Higher chances of healing through genetic medicine

Genetic medicine is the term used to describe active substances which are either of genetic origin in terms of their biological structure or which target genetics in terms of their active profile. The proportion of portfolio companies of BB Biotech that deal with this growth topic are increasing steadily. A first position was established in 2018, when the effectiveness of the gene therapy approach for the treatment of X chromosomal myotubular myopathy of the US company Audentes became apparent.

A more precise diagnosis is the basis for deciding who qualifies for treatment. Advances in molecular diagnostics mean that more and more biomarkers are available for use in such tests. Biomarkers are biological indicators that can be used to investigate cell metabolism or analyze changes in the genome. The stated aim in cancer treatment is to find out which patients have particular gene mutations that trigger the growth of tumor cells.

Based on the test results, the treatment likely to respond best to specific individual characteristics will be selected. For patients, this means better chances of a cure and fewer unwanted side effects. The first genetic medicines ready to enter the market were for the treatment of cancer. Oncology continues to account for the lion's share of market-ready products and clinical candidates. New genetic medicines are increasingly being used in other therapeutic areas, however, primarily in the management of rare inherited diseases or in the treatment of metabolic disorders, autoimmune disorders and cardiovascular diseases.


The new markets of tomorrow

The implications for drug development are: Patient populations will be smaller but the medical benefit will be all the greater. Biotech companies are ideally placed to benefit from advances in genetic medicine. With more and more products receiving breakthrough designation because they are truly innovative, regulatory procedures leading to approval are easier and shorter.
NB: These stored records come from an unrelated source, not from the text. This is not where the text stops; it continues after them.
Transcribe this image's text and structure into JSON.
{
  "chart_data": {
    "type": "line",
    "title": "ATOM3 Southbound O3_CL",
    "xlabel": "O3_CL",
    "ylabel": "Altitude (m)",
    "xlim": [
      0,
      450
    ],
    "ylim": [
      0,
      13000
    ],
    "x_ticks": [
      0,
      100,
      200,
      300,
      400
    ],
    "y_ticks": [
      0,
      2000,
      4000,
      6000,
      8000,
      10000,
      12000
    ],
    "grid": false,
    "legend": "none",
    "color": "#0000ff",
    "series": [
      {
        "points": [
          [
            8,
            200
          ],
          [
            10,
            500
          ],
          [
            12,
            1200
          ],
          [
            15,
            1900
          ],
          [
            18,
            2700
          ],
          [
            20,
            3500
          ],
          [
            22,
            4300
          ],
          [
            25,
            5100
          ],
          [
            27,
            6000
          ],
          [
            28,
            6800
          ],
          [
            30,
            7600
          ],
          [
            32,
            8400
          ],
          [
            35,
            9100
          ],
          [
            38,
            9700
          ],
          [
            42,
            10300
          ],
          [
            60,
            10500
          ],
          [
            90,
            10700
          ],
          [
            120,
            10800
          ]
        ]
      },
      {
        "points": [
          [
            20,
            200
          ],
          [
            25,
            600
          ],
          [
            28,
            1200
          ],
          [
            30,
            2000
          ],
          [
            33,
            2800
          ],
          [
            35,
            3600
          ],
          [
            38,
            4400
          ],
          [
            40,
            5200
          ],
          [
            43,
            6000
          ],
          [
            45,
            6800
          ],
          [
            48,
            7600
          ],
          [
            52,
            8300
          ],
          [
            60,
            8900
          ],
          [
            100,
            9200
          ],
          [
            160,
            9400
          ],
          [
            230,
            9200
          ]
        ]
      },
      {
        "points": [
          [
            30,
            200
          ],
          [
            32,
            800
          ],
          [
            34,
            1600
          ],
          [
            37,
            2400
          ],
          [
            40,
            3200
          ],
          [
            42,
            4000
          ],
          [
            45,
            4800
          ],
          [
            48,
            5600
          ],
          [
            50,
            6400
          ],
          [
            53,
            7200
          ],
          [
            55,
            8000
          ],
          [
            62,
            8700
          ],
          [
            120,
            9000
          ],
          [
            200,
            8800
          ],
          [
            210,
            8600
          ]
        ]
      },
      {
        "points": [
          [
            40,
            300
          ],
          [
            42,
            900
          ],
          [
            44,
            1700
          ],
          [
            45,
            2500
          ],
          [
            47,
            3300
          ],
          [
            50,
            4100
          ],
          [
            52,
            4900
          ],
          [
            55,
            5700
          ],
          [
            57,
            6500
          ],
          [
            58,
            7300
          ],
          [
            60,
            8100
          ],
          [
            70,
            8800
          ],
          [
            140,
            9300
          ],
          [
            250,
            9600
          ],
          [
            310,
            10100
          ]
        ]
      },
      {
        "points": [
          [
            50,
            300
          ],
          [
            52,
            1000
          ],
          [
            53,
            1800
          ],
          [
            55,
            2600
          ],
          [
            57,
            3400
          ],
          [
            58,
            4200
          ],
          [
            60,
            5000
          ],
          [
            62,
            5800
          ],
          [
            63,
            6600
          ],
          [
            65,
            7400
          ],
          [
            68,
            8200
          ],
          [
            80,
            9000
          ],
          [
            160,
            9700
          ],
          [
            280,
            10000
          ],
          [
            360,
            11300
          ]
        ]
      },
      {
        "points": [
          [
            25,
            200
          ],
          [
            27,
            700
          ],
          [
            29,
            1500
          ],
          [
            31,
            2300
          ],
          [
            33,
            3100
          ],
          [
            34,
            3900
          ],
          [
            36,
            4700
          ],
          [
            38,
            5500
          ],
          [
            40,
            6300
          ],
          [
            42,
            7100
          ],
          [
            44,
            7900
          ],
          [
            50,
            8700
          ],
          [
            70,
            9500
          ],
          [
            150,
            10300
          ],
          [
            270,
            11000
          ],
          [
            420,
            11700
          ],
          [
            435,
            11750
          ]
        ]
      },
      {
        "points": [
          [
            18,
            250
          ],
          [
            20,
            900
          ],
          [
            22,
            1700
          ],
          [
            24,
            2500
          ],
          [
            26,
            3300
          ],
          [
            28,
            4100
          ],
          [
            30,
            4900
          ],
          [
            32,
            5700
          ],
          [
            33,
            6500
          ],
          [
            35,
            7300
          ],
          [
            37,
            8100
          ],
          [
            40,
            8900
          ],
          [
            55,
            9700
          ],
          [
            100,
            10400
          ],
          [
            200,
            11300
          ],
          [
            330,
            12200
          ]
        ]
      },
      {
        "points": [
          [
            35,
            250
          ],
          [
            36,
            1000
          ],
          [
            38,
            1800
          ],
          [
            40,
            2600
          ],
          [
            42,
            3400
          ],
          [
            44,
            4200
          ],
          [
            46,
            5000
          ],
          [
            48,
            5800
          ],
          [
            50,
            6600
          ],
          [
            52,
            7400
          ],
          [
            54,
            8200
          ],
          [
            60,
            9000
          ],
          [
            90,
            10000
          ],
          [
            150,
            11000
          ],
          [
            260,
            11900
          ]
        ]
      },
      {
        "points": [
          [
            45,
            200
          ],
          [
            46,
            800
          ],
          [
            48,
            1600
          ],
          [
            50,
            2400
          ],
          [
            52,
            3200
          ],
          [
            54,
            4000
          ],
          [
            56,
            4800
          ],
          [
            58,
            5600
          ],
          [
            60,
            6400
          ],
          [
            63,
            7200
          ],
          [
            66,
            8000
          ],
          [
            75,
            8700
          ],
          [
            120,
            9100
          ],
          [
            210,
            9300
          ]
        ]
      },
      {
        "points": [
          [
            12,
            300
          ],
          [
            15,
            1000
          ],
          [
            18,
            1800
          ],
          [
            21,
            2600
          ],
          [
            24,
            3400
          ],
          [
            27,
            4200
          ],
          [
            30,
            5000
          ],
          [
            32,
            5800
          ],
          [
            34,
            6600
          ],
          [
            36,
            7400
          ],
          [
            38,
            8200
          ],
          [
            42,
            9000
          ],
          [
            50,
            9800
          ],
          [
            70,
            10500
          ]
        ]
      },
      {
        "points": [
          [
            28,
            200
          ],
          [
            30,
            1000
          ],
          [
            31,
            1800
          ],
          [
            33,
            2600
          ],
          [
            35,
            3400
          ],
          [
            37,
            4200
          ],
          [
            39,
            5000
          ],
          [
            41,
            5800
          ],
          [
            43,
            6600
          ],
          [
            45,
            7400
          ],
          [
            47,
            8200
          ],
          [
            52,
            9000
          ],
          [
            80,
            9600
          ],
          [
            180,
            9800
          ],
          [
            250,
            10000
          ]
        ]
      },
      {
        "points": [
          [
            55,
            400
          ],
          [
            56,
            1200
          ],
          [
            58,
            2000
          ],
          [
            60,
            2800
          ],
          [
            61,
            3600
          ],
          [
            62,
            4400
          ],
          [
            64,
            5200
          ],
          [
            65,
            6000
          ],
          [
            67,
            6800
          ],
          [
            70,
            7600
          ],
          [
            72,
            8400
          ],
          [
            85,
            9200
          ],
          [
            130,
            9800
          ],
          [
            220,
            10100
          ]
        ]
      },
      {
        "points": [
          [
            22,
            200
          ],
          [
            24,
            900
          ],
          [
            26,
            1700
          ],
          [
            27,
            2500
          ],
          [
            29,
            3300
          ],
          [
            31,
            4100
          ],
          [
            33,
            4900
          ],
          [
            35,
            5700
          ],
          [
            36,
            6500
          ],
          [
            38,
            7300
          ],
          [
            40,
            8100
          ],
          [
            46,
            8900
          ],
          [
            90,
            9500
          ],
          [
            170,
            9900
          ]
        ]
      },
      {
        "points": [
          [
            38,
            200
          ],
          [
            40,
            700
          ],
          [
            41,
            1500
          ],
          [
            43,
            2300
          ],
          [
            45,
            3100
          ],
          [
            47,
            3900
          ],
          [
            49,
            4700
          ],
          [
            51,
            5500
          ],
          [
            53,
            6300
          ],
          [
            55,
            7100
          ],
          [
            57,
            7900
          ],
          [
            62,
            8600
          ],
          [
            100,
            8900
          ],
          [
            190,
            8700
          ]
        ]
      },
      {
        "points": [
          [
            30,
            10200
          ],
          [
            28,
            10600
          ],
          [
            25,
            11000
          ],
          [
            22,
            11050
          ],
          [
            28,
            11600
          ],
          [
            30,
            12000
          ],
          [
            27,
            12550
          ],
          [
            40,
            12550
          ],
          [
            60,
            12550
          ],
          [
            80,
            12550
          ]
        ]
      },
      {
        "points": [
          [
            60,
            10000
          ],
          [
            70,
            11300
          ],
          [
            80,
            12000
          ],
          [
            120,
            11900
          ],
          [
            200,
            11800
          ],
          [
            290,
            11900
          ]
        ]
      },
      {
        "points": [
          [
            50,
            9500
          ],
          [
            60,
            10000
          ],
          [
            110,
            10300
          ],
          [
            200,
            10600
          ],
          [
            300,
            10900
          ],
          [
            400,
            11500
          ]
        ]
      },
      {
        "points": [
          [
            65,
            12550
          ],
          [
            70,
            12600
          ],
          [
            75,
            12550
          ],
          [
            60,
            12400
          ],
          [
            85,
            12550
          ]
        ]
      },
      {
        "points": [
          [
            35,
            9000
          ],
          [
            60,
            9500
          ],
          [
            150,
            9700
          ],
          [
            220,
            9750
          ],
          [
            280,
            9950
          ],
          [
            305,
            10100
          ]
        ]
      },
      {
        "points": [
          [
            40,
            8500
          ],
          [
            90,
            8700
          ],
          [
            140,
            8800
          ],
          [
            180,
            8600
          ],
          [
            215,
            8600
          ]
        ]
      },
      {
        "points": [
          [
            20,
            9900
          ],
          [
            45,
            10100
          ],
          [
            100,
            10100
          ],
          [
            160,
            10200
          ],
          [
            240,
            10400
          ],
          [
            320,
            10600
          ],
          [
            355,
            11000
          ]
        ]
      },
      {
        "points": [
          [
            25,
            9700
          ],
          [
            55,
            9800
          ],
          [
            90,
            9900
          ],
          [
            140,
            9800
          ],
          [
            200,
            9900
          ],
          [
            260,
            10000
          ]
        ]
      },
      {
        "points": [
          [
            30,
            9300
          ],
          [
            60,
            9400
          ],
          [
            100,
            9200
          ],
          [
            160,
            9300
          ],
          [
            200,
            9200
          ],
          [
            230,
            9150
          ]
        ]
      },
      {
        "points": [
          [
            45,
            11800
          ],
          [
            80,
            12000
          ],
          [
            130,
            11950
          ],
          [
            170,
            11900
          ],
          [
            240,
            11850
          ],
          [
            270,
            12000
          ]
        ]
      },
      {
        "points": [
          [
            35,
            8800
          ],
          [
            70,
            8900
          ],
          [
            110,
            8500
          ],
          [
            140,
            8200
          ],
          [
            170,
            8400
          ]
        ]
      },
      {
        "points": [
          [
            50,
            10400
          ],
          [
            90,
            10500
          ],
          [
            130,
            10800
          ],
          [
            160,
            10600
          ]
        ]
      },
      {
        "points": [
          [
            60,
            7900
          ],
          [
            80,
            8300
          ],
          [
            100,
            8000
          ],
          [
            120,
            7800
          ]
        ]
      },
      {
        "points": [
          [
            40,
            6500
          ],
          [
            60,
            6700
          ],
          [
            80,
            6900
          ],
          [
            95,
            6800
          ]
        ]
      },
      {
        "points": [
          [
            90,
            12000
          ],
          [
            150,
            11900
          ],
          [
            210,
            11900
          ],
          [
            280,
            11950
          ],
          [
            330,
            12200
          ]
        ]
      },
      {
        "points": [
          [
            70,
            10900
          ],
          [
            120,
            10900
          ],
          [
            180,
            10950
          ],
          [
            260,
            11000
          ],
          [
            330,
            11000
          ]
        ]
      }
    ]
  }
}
At the same time, the financial effort decreases because of the smaller numbers of patients required for clinical studies. Another positive effect is that biotech companies can cater to the smaller target groups for the products with their own sales team at reasonable cost.

Because of the perfectly customized effect, these products fetch higher prices. Industry experts expect cancer therapies in particular to generate significantly higher revenues over the next few years. Four gene therapy products have been approved in the USA and in the EU so far. Approximately 2 800 substances are undergoing clinical trials worldwide. The treatment usually involves a prolonged inpatient stay and has the potential to bring about a full cure, so it has its price. The leader of the pack is Zolgensma, a one-time-only gene therapy to treat spinal muscular atrophy that can bring about a permanent cure, which comes with a price tag per treatment of USD 2.1 mn.

To justify their prices, companies will have to demonstrate exceptional medical benefit of their products – the benchmark increasingly being a temporary or permanent cure. The political debate over health care cost containment needs to be addressed at the same time. Especially when it comes to gene therapies for monogenic disorders, the pay-for-performance model is likely to carry the day. Full reimbursement is linked to the success of treatment, however this may be defined. Payment by milestone is one variant.